Раньше Георг Флейшер с Грегором Люстигом были не разлей вода. Их связывала дружба, от которой до ненависти один шаг. И в конце концов они благополучно этот шаг преодолели. «Пока я жив, он не получит ни одной халтуры в Гамбурге», — говорил мне Флейшер.

Если же послушать Люстига, старшего десятью годами, причиной тому банальная ревность, но не к скрипке Амати, а к фрау Флейшер, с которой супруг в отношениях, аналогичных тем, что и со скрипкой: играть не выучился на ней, а только любовался.

— Было б чем любоваться. Надо быть больным на голову, чтобы приревновать ее ко мне.

Тут я ему готов поверить. Уподобить фрау Флейшер скрипке Амати было возможно лишь в мои младые годы, когда все, что старше сорока, представляется уже музейным экспонатом.

Исцарапавший не то чужую скрипку, не то чужую жену, Люстиг успел не просто повоевать, но и пожить в Советском Союзе. По-русски говорил не хуже иного прибалта, своего одногодка. Когда речь заходила о советских скрипачах, употреблял местоимение «мы». Якобы он сбежал из лагеря, пристал к беспризорникам, ездил с ними в товарных вагонах, а в милиции скостил себе пару годиков, сказавшись сиротой из Кенигсберга. Учился в барнаульском музыкальном училище, там же, в барнаульской филармонии, работал, там и женился. А в пятьдесят шестом через Красный Крест вернулся в Германию, где первым делом овдовел: в стареньком «фау-вэ» на полном ходу открылась передняя правая дверца.

Закадычный друг его Флейшер, задним числом пробовавшийся на роль Мегрэ, утверждал, что это он ее и выбросил. Меня смущало другое — советская эпопея Люстига. Я был в том возрасте, когда во всем подозревают обман. Никакой он не Люстиг, недаром его по возвращении американцы затаскали. Сам рассказывал об этом, оттягивая нижнее веко — жест, предупреждающий о слежке. После несчастья с женой ему кроличьей лапкой служил брелок на ключе зажигания в виде фигурки Святого Христофора, покровителя гонщиков. Сына определил в дорогущий интернат.

— Вся страховка, что мне выплатили, уходила на него. Я пфеннига себе не взял. (Флейшер: „А ты ему больше верь“.) В одном классе с ним были Антония фон Бисмарк и Аксель Бальзен.

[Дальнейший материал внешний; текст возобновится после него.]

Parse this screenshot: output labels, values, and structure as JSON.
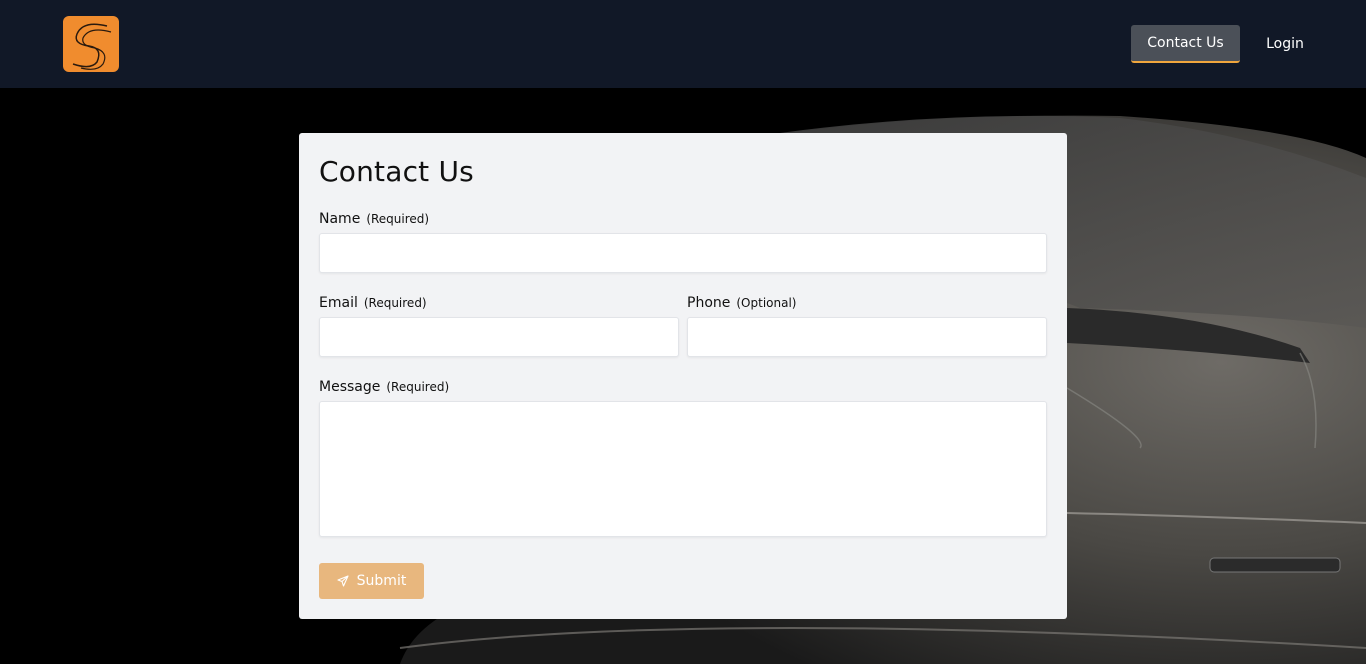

Мать смотрела на него с небес и радовалась.

Боковым зрением она могла захватить и своего вдовца, наверстывавшего упущенное за годы, что прожил с ней на Алтае. Тоже радовалась?

— Говорят, вы пишете?

По-русски мы были на вы. По-немецки, конечно, du — иначе невозможно. В первый же вечер в кантине к тебе подходит человек с пивом. «Меня зовут Вильфрид». Отвечаешь: «А меня Леонид». Вот и весь брудершафт. В Германии свое русское «вы» прячешь в кармане.

— Я бы мог вам такое рассказать про свою жизнь, такой роман могли бы закатить. Уехал я в горы в Норвегию, на лыжах кататься с Сольвейг. Через неделю звоню домой. Подруга сына берет трубку: «А мы Алекса вчера похоронили».

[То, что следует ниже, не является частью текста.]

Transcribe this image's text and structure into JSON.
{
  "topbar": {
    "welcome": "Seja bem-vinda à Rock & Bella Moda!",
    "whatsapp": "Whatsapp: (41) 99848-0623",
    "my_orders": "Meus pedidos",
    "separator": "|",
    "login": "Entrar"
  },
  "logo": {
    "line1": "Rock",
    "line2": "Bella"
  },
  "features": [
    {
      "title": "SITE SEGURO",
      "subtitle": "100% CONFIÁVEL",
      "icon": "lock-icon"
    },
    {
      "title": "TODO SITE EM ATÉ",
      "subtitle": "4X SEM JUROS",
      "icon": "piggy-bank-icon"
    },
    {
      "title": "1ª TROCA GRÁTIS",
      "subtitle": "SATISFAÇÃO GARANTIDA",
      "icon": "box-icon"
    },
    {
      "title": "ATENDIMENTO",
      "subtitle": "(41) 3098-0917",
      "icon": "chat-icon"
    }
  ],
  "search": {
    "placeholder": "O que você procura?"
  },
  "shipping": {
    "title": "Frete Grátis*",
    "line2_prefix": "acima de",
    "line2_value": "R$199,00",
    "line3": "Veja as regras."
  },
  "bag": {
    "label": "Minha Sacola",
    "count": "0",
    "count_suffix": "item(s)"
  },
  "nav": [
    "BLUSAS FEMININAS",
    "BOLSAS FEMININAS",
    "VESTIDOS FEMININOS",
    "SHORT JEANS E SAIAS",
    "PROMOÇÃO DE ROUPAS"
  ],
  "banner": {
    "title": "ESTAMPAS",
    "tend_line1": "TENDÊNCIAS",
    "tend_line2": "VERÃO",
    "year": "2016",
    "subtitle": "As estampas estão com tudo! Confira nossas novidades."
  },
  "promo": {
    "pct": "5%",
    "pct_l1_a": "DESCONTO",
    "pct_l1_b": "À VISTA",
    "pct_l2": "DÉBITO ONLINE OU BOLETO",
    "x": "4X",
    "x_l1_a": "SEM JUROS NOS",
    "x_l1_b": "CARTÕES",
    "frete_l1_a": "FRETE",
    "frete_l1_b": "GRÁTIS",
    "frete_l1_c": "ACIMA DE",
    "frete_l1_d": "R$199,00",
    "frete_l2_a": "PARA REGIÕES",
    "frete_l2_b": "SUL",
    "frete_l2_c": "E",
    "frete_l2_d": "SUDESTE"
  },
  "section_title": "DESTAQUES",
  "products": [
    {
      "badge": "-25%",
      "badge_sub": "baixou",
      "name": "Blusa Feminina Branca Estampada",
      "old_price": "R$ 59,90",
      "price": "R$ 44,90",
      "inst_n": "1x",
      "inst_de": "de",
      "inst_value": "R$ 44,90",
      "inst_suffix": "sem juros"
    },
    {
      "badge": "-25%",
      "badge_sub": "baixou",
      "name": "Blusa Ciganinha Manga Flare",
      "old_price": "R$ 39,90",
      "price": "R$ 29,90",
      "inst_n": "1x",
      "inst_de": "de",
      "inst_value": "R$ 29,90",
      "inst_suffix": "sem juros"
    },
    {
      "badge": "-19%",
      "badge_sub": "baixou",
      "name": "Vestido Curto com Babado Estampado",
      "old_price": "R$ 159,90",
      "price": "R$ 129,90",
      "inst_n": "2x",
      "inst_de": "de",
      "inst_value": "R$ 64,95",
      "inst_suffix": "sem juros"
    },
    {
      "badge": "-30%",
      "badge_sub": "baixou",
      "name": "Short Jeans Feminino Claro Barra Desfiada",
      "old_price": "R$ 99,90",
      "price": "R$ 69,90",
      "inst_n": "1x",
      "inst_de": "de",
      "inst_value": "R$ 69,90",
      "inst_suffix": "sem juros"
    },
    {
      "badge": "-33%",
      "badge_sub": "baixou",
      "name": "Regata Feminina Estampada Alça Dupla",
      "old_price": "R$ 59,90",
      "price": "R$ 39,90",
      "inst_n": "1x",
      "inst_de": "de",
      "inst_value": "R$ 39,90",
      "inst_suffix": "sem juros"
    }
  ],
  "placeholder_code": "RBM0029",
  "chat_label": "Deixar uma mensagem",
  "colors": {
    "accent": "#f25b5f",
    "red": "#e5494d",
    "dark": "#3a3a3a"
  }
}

Не заметил шлагбаум и на полном ходу на мотоцикле. Сперва жена на полном ходу, теперь сын на полном ходу. А до того фронт, плен. Это лишь закаляло неуемного живчика, которого я знал уже крашеным. Как Флейшер готов был без конца разглагольствовать о сходстве скрипичной головки своего Амати с мертвой головой Тутанхомона, так Люстиг мог без конца рассказывать о своих успехах у женщин: «„Спасибо, Грегор“, — говорит она мне, испытывая седьмой по счету оргазм. Старенький да удаленький, а? Так в России говорят?»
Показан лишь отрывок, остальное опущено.